Hundreds of thousands of Bangladeshis turned out Monday at a university in Dhaka to pay their final tributes to the country's most popular fiction writer, Humayun Ahmed, who died last week. Ahmed, also the country's top film director and TV drama-maker, died at a clinic in New York on July 19 after a 10-month battle against colon cancer.
The 64-year-old wrote over 200 fiction and non-fiction books, almost all of them best-sellers in Bangladesh, often tackling the life struggles of the middle class in lucid and easily understandable Bangla. Police said hundreds of thousands of people had gathered at the Language Martyrs Memorial at Dhaka University to pay their last respects to Ahmed after his body was flown to the country.
Housewife Ila Rani Das, 40, told AFP she had travelled 300 kilometres (180 miles) from the north-eastern town of Chhatak to bid goodbye to her favourite writer. "He meant so much to our life. I have read almost all of his books, watched all of his TV dramas and movies. There is no one else like him," Das said.

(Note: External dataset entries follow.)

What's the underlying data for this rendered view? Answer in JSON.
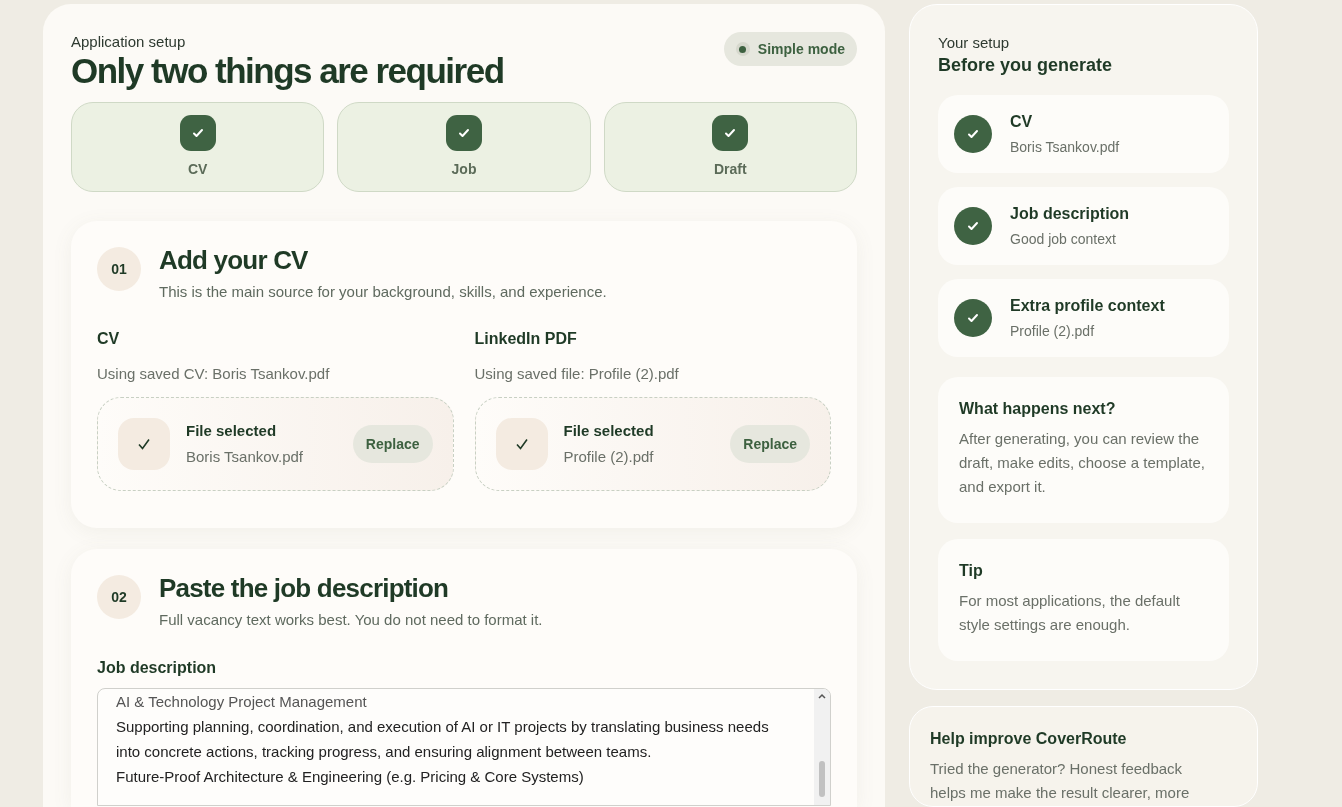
{
  "header": {
    "eyebrow": "Application setup",
    "title": "Only two things are required",
    "mode_pill": {
      "label": "Simple mode",
      "on": true
    }
  },
  "steps": [
    {
      "label": "CV",
      "done": true
    },
    {
      "label": "Job",
      "done": true
    },
    {
      "label": "Draft",
      "done": true
    }
  ],
  "section_cv": {
    "number": "01",
    "title": "Add your CV",
    "subtitle": "This is the main source for your background, skills, and experience.",
    "uploads": [
      {
        "label": "CV",
        "note": "Using saved CV: Boris Tsankov.pdf",
        "status": "File selected",
        "file": "Boris Tsankov.pdf",
        "button": "Replace"
      },
      {
        "label": "LinkedIn PDF",
        "note": "Using saved file: Profile (2).pdf",
        "status": "File selected",
        "file": "Profile (2).pdf",
        "button": "Replace"
      }
    ]
  },
  "section_job": {
    "number": "02",
    "title": "Paste the job description",
    "subtitle": "Full vacancy text works best. You do not need to format it.",
    "field_label": "Job description",
    "field_lines": [
      "AI & Technology Project Management",
      "Supporting planning, coordination, and execution of AI or IT projects by translating business needs into concrete actions, tracking progress, and ensuring alignment between teams.",
      "Future-Proof Architecture & Engineering (e.g. Pricing & Core Systems)"
    ]
  },
  "sidebar": {
    "eyebrow": "Your setup",
    "title": "Before you generate",
    "checklist": [
      {
        "title": "CV",
        "detail": "Boris Tsankov.pdf",
        "done": true
      },
      {
        "title": "Job description",
        "detail": "Good job context",
        "done": true
      },
      {
        "title": "Extra profile context",
        "detail": "Profile (2).pdf",
        "done": true
      }
    ],
    "info_cards": [
      {
        "title": "What happens next?",
        "text": "After generating, you can review the draft, make edits, choose a template, and export it."
      },
      {
        "title": "Tip",
        "text": "For most applications, the default style settings are enough."
      }
    ]
  },
  "feedback": {
    "title": "Help improve CoverRoute",
    "text": "Tried the generator? Honest feedback helps me make the result clearer, more"
  }
}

People queued in several lines that stretched miles, with adolescents rubbing shoulders with old men, bureaucrats, bankers and businessmen. Some offered flowers, others were in tears. "I think since this morning several lakhs (one lakh is 100,000) of people have paid respect to him. I have not seen such a scene before," police officer Shahidul Islam told AFP at the university.